The headwinds facing the construction industry have gathered speed in recent years due to a confluence of major events, including Brexit, Covid-19 and the impact of the war in Ukraine.  This has led to labour shortages, increased raw material costs and, at times, severe supply chain delays and dislocation.  In addition, the sector is tackling ESG issues and trying to find innovative ways of utilising technology to increase efficiency and profitability.  The collective impact of these issues on the industry is difficult to overstate, particularly where fixed price contracts and thin margins are common – an increase in insolvencies in the sector seems likely.  At times like these, the effective management of supply chains is more critical than ever.

Companies need to consider how to best protect themselves if there is an issue and how to do so quickly. Often the first 24-48 hours in an insolvency scenario are critical, especially with issues such as recovering any goods subject to retention of title.

There are lots of good practices that can be implemented within a business to improve the chances of a satisfactory conclusion being reached should there be a problem. It is critical to be prepared and to remain vigilant about the financial state of your suppliers and other key counterparties. Whilst businesses often have a clear credit check protocol for taking on new suppliers or customers, ongoing monitoring is often less diligent. There is often indication of financial distress before any insolvency process is commenced. There are the more obvious signs such as announcements to the market or creditors issuing winding up petitions, but there are a plethora of things which alone may mean nothing, but which sometimes – often when coupled with other issues – signal underlying distress.
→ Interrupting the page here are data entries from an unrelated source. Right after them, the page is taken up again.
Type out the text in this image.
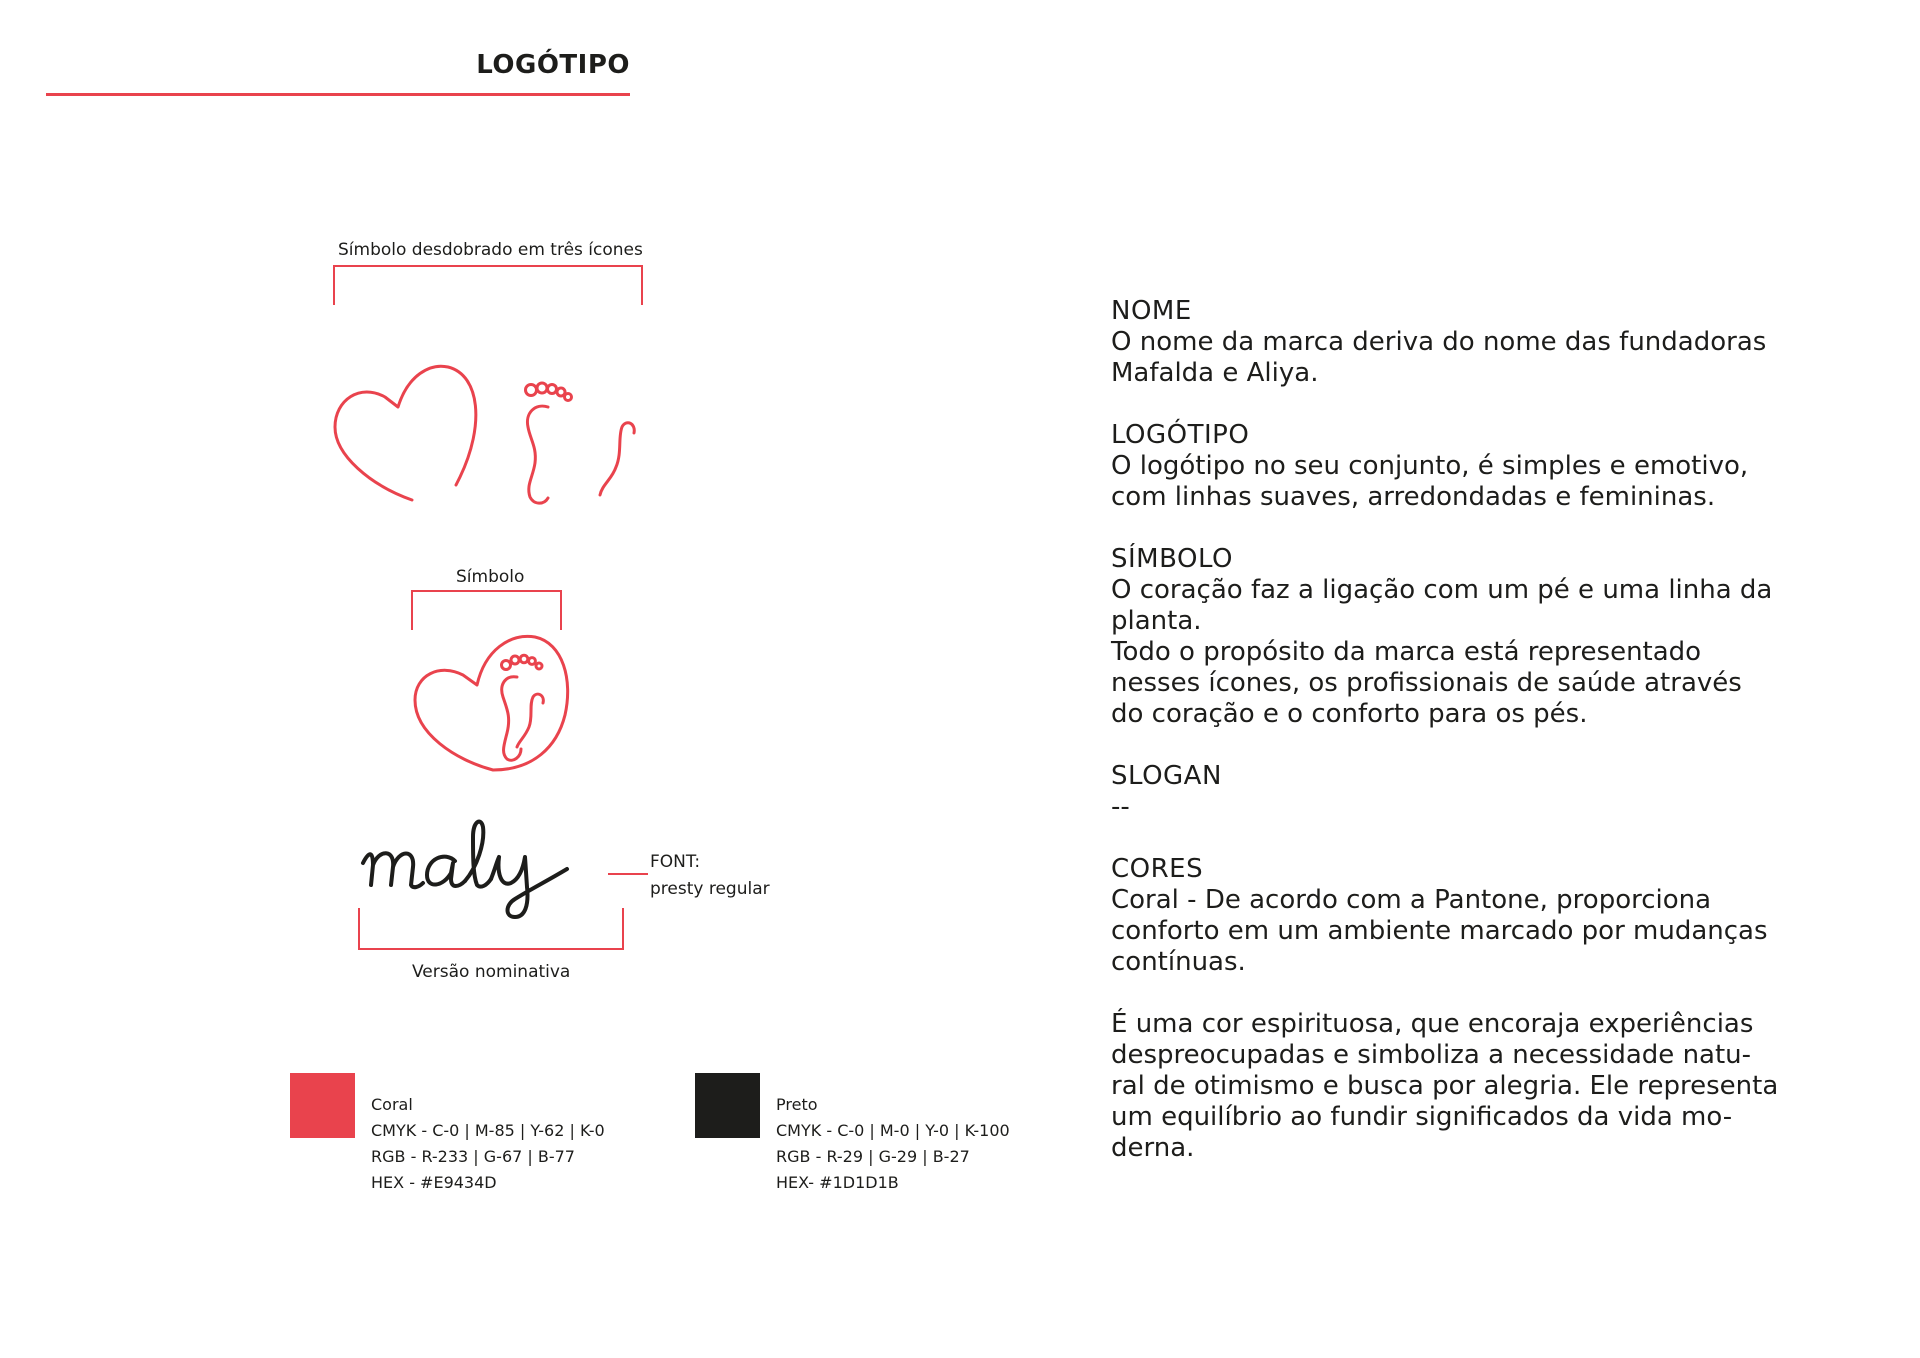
LOGÓTIPO
Símbolo desdobrado em três ícones
Símbolo
FONT:
presty regular
Versão nominativa
Coral
CMYK - C-0 | M-85 | Y-62 | K-0
RGB - R-233 | G-67 | B-77
HEX - #E9434D
Preto
CMYK - C-0 | M-0 | Y-0 | K-100
RGB - R-29 | G-29 | B-27
HEX- #1D1D1B
NOME

O nome da marca deriva do nome das fundadoras

Mafalda e Aliya.

LOGÓTIPO

O logótipo no seu conjunto, é simples e emotivo,

com linhas suaves, arredondadas e femininas.

SÍMBOLO

O coração faz a ligação com um pé e uma linha da

planta.

Todo o propósito da marca está representado

nesses ícones, os profissionais de saúde através

do coração e o conforto para os pés.

SLOGAN

--

CORES

Coral - De acordo com a Pantone, proporciona

conforto em um ambiente marcado por mudanças

contínuas.

É uma cor espirituosa, que encoraja experiências

despreocupadas e simboliza a necessidade natu-

ral de otimismo e busca por alegria. Ele representa

um equilíbrio ao fundir significados da vida mo-

derna.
Examples are sudden or repeated changes in management; late payment or non-payment of supply chain invoices; attempts to renegotiate payment or contract terms including requesting lengthy delays in payments and attempting to withhold retention monies; delays or suspension of works; decline in the quality of work being undertaken on site or reduction in the size of the workforce attending site; late filing of accounts or qualifications to accounts; Court judgments; rumours. Where possible, consideration should also be given to a counterparty’s wider group, as failure in one part of the group could pull the rest down where for example cross-guarantees have been given by all group companies to a lender.
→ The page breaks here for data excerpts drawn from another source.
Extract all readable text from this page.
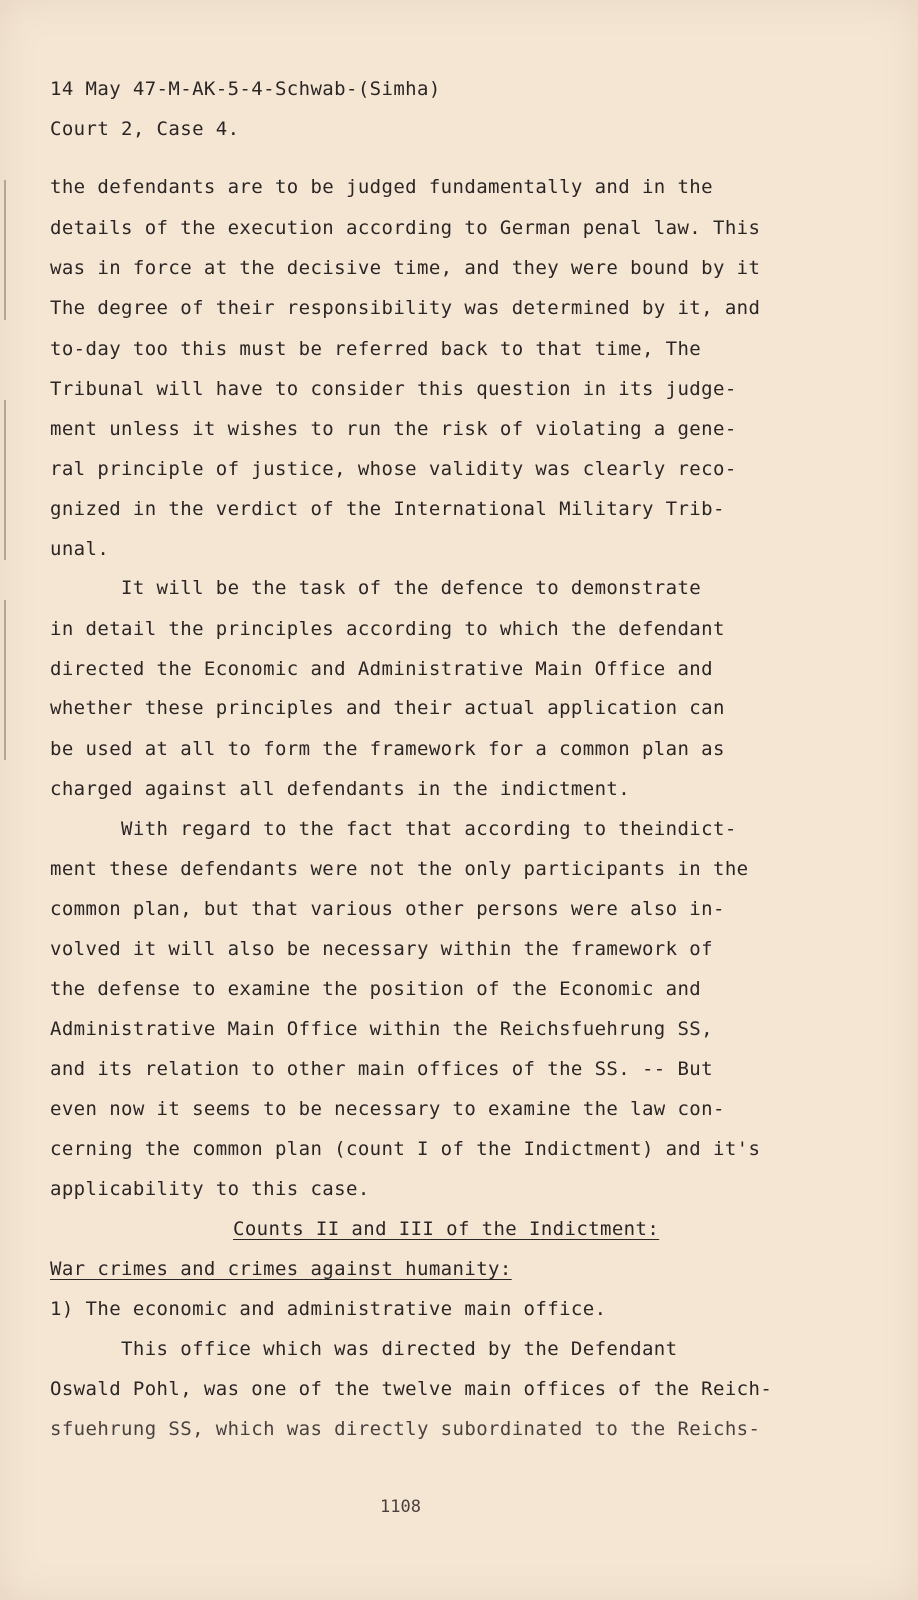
14 May 47-M-AK-5-4-Schwab-(Simha)
Court 2, Case 4.
the defendants are to be judged fundamentally and in the
details of the execution according to German penal law. This
was in force at the decisive time, and they were bound by it
The degree of their responsibility was determined by it, and
to-day too this must be referred back to that time, The
Tribunal will have to consider this question in its judge-
ment unless it wishes to run the risk of violating a gene-
ral principle of justice, whose validity was clearly reco-
gnized in the verdict of the International Military Trib-
unal.
It will be the task of the defence to demonstrate
in detail the principles according to which the defendant
directed the Economic and Administrative Main Office and
whether these principles and their actual application can
be used at all to form the framework for a common plan as
charged against all defendants in the indictment.
With regard to the fact that according to theindict-
ment these defendants were not the only participants in the
common plan, but that various other persons were also in-
volved it will also be necessary within the framework of
the defense to examine the position of the Economic and
Administrative Main Office within the Reichsfuehrung SS,
and its relation to other main offices of the SS. -- But
even now it seems to be necessary to examine the law con-
cerning the common plan (count I of the Indictment) and it's
applicability to this case.
Counts II and III of the Indictment:
War crimes and crimes against humanity:
1) The economic and administrative main office.
This office which was directed by the Defendant
Oswald Pohl, was one of the twelve main offices of the Reich-
sfuehrung SS, which was directly subordinated to the Reichs-
1108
In addition to monitoring counterparties, there are many other ways that these risks can be mitigated:

  • Strong drafting in contracts – robust retention of title (“ROT”) provisions; considered termination language, taking into account the changes in law noted above around the ability to terminate because of insolvency; suspension clauses including a clause permitting suspension of performance in the event of the other party’s insolvency; and collateral warranties which create a direct contractual relationship between contractors, consultants or subcontractors and the employer.
  • Auditing contracts – however diligently contracts have been negotiated and drafted, people in the business need to know what their rights are under these contracts and what they should do if something happens. It is also important to have clear internal protocols for dealing with such issues in place to avoid delays.
  • Supply of goods – if you are a supplier and your ROT clause allows you to inspect the customer’s site to ensure goods are being stored as they should, take advantage of that right. Whichever side of a contract you sit, if you don’t have an umbrella / master agreement containing the ROT terms, ensure that the provisions which you think are incorporated in the contract remain so by always including them on your order, acceptance, delivery and invoice documentation.
  • A clear credit control protocol and effective implementation of the same.
  • Diversifying supply chain and contingency planning – following the Covid-19 pandemic and the war in Ukraine, many businesses and considering ‘near-shoring’ where possible to reduce the risk of delays and blockages in a global supply chain due to macro factors. Whether suppliers are local or overseas, it is important that there are options available, should something go wrong with a key supplier or customer.
  • Early and prompt notification of claims – it is always prudent to notify potential claims against third parties early, but this is particularly important if there are concerns regarding the solvency of the culpable party.  Notification prior to the insolvency event will increase the chances of the claim being covered by any applicable insurance and potentially provide rights to pursue claims directly against Insurers under the Third Parties (Rights against Insurers) Act 2010.

These risk mitigation tips are not a panacea, but businesses with well managed supply chains will increase their chances of weathering any storm.  For companies facing distress, early consultation and consideration of restructuring options are vital to try to find a way through what look to be inevitable further difficulties for the industry on the horizon.